Most people, particularly those in certain industries, are familiar with non-competition (“noncompete”) agreements. What people often don’t realize is that a noncompete clause is often included in various agreements that people sign when they start a new job. They may agree to it without realizing what they’ve done if they don’t have legal guidance when reviewing or negotiating those employment agreements.
Noncompete agreements aren’t as widely used as they used to be. In fact, some states have largely prohibited them. Texas isn’t one of those states — but the state has imposed limitations on such agreements.
Under Texas law, for a non-competition agreement to be enforceable, it must be “ancillary to or part of an otherwise enforceable agreement” and it also must include “reasonable limitations as to time, geographical area, and scope of activity.” Employers cannot place an undue burden on a person’s ability to earn a living in their chosen profession after they leave that employer.

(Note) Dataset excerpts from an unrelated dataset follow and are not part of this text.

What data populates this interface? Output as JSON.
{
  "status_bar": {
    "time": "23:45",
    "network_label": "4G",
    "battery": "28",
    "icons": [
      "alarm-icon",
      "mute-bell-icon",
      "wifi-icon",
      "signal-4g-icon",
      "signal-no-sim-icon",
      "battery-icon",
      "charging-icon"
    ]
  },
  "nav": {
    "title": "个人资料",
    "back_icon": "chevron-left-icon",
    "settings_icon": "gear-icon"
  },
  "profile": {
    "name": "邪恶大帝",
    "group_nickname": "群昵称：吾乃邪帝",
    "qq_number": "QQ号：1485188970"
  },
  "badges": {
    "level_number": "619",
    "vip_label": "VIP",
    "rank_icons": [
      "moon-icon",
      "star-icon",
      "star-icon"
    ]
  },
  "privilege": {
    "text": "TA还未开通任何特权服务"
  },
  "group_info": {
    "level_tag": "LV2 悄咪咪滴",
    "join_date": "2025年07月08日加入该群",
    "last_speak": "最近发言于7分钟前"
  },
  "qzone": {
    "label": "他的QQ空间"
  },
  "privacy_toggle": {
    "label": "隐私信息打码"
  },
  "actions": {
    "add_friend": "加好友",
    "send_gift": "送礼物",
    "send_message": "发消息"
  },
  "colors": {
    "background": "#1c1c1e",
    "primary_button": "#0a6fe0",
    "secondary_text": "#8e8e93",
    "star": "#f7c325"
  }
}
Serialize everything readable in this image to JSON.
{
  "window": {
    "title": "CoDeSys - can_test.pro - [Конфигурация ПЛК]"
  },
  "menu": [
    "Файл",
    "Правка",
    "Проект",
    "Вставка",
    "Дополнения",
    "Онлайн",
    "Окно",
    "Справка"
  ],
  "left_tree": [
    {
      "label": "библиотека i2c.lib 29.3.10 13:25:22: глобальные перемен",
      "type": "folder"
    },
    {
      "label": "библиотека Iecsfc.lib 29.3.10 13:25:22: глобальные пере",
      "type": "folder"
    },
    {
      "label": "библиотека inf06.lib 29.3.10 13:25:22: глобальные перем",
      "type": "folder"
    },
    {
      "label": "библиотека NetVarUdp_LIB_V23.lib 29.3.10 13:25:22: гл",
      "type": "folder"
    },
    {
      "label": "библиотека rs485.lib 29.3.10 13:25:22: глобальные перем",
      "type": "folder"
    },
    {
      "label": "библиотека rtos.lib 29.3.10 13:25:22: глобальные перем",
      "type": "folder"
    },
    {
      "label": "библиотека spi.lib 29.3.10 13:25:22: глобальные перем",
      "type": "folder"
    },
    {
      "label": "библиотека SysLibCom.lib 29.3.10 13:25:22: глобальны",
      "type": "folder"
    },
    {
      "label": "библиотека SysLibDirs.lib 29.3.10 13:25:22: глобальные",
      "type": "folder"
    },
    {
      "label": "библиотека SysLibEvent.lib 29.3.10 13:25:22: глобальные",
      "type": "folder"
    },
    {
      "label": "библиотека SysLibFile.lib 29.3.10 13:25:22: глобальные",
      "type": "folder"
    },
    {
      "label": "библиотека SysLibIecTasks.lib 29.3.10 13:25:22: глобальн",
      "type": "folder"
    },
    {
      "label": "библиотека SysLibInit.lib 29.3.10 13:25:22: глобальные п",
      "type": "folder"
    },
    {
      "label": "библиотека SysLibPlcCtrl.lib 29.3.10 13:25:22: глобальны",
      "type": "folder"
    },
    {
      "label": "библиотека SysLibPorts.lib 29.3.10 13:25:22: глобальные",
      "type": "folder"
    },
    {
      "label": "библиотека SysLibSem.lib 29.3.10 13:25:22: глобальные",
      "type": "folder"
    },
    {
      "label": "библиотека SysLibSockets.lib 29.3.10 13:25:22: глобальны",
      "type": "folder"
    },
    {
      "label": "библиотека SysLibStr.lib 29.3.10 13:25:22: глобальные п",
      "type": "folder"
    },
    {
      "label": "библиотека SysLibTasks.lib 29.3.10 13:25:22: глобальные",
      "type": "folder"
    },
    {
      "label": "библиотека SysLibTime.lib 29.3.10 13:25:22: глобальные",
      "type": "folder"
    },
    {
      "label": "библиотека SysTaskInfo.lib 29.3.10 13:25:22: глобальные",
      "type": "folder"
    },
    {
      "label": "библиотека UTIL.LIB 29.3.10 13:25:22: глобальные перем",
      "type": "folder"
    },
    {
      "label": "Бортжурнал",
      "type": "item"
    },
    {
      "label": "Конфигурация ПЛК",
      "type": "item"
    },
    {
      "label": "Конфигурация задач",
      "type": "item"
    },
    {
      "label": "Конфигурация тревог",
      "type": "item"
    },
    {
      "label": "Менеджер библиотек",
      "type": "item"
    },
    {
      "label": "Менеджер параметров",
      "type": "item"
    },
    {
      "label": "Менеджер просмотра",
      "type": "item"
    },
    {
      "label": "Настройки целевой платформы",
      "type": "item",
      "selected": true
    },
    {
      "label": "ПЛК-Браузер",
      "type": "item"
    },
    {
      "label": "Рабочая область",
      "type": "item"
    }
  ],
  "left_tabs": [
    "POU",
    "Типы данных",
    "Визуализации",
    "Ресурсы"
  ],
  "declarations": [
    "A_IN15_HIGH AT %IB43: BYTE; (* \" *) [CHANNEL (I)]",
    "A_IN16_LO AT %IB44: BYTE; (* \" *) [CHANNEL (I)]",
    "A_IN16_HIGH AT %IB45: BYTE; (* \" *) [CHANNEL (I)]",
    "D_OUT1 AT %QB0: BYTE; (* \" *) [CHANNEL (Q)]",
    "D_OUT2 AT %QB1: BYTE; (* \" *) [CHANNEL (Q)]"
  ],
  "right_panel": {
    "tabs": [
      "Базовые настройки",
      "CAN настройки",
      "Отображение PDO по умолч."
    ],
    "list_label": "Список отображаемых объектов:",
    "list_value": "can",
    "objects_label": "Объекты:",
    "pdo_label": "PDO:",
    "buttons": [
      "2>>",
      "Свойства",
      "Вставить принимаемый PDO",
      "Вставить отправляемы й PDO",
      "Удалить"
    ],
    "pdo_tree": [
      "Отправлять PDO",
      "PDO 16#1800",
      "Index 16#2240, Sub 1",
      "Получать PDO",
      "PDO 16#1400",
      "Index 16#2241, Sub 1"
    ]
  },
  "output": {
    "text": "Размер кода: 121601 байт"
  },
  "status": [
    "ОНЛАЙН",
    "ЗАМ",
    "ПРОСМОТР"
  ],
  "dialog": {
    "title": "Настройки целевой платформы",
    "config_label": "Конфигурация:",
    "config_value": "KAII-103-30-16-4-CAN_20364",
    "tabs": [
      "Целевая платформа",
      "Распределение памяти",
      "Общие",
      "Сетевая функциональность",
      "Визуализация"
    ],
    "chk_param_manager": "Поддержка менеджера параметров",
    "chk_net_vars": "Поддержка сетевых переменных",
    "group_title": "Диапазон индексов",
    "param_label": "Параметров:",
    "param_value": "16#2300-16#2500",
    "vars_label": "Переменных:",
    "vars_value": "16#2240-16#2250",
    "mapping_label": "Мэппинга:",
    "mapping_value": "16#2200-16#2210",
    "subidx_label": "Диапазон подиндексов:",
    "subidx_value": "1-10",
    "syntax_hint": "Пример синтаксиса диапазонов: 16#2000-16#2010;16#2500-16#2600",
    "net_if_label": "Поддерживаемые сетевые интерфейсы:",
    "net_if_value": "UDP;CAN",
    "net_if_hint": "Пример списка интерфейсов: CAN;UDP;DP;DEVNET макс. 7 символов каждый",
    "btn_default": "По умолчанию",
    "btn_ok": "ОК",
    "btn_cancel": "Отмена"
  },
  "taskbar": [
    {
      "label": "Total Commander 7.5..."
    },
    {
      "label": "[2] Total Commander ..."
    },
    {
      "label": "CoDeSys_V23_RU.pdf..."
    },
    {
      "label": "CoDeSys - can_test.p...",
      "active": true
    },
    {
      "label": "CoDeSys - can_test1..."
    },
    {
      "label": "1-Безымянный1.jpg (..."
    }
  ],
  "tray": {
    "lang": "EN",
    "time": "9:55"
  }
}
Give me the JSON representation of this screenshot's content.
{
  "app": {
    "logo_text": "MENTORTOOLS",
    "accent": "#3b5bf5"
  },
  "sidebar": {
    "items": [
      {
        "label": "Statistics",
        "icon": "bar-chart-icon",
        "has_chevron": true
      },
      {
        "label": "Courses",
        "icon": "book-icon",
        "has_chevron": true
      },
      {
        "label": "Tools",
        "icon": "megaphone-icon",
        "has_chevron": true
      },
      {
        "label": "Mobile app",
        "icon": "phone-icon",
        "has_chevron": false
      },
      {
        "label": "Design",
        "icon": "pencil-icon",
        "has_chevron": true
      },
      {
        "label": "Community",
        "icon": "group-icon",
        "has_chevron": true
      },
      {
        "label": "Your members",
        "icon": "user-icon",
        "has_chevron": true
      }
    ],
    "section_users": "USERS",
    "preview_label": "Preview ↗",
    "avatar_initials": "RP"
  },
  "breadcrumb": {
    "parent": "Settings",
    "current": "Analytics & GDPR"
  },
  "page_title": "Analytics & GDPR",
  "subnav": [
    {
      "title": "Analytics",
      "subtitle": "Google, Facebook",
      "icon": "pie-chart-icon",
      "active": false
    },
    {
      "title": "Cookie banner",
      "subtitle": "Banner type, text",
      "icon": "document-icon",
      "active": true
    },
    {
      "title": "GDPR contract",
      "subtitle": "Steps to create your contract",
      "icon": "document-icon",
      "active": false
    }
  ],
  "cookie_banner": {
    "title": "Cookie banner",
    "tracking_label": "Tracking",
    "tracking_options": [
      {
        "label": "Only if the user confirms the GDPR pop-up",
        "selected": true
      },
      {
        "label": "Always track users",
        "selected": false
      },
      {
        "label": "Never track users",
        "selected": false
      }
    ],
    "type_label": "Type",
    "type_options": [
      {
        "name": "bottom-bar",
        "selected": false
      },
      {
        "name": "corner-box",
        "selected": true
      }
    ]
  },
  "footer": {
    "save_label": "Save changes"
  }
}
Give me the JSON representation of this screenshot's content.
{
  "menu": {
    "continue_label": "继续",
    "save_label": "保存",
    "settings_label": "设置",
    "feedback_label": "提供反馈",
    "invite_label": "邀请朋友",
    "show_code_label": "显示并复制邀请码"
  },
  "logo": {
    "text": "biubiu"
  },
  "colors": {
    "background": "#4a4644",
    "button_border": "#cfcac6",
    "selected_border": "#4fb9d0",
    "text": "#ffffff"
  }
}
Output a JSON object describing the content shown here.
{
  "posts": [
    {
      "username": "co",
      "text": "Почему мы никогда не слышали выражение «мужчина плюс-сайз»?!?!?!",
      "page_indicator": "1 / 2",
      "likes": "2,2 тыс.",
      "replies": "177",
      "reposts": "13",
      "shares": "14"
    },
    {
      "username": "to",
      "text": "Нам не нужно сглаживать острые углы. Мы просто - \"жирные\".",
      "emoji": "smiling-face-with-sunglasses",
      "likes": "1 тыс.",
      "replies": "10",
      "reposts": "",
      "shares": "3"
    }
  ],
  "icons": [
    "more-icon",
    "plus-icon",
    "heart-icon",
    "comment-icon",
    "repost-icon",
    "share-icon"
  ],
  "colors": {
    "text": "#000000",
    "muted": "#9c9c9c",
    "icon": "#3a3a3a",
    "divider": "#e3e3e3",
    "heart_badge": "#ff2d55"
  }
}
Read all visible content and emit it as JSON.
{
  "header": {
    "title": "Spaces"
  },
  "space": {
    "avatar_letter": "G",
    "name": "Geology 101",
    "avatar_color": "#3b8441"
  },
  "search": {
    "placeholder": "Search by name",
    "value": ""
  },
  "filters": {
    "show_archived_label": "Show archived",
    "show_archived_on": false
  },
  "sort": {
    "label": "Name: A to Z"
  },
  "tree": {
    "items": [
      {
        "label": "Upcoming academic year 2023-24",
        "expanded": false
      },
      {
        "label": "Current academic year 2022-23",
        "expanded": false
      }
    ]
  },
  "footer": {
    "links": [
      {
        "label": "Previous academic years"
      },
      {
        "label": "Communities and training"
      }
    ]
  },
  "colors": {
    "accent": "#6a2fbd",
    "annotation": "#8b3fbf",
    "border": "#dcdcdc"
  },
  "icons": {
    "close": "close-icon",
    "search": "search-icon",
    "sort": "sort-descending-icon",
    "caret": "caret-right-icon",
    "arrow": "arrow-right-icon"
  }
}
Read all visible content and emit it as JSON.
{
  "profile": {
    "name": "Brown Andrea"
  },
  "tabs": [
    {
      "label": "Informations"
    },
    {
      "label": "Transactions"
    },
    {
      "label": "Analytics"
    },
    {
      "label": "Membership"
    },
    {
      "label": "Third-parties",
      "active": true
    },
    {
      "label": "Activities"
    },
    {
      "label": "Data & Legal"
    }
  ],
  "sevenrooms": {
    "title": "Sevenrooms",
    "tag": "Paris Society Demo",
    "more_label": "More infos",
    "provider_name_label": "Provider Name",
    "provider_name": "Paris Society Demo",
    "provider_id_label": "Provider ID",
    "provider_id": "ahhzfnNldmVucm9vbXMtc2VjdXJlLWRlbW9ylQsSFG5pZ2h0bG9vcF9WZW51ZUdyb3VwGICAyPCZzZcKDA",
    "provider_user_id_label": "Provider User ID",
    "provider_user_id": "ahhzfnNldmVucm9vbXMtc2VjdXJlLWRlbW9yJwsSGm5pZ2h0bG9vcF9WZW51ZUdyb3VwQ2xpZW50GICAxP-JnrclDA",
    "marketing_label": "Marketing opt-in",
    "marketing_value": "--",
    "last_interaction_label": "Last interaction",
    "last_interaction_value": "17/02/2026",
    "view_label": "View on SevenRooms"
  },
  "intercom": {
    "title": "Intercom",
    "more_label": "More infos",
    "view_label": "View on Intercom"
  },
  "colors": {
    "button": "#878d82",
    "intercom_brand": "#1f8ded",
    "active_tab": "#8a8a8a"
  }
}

These agreements are negotiable
An employer shouldn’t discuss a noncompete agreement until after they’ve made and you’ve accepted a job offer. Then you have the right to negotiate the terms of that agreement.
- You can negotiate things like the following:
- Ask for more clarity if the language is too vague
- Seek a smaller geographic area.
- Seek a shorter time period.
Some people ask for a larger salary and/or more perks in exchange for accepting a period of time during which they can’t work for a competitor that is longer than they’d prefer. That can help offset the potential financial consequences of not accepting the kind of job you’d like to do for a time when you eventually leave.
When you’re offered a coveted position, it can be natural to agree to your new employer’s terms with few questions. However, it’s important to your future to protect yourself and your professional and financial future. Having legal guidance in reviewing and negotiating any agreements you sign can help you do that.